I currently have a Macbook Pro with my audio files on, a windows HTPC in the sitting room with my films and an airport extreme in the kitchen to play audio.

If i get on on these and buy WHS can I

1 Store all the files on the microserver and back it all up automatically?
2 Use the microserver to hold my itunes library?
3 Stream video wireless to the HTPC from the microserver? I appreciate I may need some homeplugs or something of that ilk to do this.
4 Start with 2 hard disks for safety and add as I need to.
 
Yes, for the kind of light loads I expect you'd be running. If your VM's are just idling most of the time or serving an occasional request you don't need to worry too much about performance.


Picked up a 3Com 4924 Layer 3 with 24 gigabit ports for a fiver on fleabay, best deal ever (they were around £2000 new, and £200+ usual fleabay price).
It works fine, just too noisy to have in my bedroom until I can slow the fans down with a resistor mod.
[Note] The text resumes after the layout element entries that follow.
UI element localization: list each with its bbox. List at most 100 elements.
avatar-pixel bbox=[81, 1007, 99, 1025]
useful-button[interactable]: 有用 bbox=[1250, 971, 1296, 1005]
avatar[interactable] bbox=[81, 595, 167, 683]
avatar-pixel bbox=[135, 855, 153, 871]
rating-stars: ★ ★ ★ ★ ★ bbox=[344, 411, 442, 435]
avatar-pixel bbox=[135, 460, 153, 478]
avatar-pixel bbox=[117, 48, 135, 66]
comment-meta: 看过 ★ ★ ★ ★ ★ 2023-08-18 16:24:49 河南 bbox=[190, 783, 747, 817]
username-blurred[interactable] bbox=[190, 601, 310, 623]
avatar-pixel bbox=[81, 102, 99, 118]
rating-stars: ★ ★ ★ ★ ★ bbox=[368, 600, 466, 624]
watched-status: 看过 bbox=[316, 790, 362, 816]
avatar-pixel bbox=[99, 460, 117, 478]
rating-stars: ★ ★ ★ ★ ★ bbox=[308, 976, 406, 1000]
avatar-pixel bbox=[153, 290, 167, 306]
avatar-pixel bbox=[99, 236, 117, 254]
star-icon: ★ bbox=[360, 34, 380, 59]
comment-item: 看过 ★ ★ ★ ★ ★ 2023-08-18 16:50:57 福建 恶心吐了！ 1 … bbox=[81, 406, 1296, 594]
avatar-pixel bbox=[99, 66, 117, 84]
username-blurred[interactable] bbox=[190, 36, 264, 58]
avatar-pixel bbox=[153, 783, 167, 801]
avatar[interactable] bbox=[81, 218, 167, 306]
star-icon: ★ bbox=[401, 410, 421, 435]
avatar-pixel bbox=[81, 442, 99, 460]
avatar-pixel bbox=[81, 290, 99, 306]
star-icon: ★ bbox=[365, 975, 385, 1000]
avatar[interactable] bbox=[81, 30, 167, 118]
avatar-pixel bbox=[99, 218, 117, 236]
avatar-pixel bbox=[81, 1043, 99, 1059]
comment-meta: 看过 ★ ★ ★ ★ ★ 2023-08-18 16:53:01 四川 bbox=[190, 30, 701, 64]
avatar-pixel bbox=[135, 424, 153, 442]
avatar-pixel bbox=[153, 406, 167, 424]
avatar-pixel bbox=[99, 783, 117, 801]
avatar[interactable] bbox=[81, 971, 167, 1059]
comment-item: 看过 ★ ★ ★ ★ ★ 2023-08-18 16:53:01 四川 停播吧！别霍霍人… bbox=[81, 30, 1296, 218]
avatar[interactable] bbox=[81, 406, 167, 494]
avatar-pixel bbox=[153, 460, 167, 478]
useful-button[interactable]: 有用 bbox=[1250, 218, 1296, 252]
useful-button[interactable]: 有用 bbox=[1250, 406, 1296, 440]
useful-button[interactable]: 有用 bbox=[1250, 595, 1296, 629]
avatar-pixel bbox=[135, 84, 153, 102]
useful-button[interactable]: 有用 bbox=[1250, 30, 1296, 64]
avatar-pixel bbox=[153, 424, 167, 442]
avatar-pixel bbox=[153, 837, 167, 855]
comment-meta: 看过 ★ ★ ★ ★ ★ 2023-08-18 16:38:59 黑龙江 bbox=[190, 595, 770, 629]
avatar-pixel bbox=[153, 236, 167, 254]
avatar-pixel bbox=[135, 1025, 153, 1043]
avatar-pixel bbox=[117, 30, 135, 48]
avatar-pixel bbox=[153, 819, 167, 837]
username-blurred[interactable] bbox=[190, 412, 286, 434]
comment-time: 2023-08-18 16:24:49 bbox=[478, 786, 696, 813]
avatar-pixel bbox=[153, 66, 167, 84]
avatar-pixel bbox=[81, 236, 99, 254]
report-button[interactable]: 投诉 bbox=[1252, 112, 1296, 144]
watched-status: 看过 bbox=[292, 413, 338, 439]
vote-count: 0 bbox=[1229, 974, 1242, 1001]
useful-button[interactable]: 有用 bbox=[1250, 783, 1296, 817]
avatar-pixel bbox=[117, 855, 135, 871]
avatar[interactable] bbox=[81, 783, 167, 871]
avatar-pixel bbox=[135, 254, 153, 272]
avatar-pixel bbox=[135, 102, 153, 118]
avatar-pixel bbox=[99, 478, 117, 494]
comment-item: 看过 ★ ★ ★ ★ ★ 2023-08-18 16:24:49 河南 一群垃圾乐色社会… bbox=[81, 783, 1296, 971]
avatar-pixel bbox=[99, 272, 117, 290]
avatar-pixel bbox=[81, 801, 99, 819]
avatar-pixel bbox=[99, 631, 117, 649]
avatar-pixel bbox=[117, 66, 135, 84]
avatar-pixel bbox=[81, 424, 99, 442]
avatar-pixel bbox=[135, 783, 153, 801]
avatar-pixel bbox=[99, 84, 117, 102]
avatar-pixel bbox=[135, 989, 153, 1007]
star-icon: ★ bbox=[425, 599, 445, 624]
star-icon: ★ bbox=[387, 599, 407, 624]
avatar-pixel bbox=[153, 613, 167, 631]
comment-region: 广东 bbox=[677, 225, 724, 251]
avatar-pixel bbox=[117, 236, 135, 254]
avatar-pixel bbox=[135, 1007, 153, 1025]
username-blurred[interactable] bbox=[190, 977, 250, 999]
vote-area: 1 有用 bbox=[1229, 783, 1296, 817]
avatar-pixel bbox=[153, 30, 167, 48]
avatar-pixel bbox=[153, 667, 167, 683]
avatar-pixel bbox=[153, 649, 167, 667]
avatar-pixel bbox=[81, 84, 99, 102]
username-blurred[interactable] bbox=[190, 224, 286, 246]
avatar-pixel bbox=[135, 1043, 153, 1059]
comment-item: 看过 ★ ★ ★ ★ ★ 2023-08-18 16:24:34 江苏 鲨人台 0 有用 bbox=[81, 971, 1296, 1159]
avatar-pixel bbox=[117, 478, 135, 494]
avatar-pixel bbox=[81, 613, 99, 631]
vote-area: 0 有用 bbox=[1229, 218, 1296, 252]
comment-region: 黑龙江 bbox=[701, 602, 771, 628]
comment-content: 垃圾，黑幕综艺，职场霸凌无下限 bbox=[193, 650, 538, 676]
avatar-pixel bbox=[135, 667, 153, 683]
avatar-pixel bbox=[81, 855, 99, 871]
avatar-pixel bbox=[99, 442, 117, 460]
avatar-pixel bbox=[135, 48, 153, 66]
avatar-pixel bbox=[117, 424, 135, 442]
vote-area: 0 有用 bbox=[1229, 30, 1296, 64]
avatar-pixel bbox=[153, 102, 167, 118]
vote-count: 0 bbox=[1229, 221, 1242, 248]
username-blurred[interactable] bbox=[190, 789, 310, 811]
Incidentally I've been playing around with my VM's all evening. The VMXNET3 virtual adaptor is much better than the e1000 emulated one. I get approx 1.5Gb/s from VM to VM using iperf.
I'm now running with intel nics in the microserver, and all my clients which has improved things a bit. Still only getting around 50MB/s writes, 75MB/s reads to my Solaris ZFS RAIDZ VM over SMB. Looks like i'm CPU limited.

WOW! nice one! I'd be very interested to hear about your findings with jumbo frames. How many discs have you got, and which discs are they out of interest? Also what and how do you go about apportioning disc space to the ZFS VM?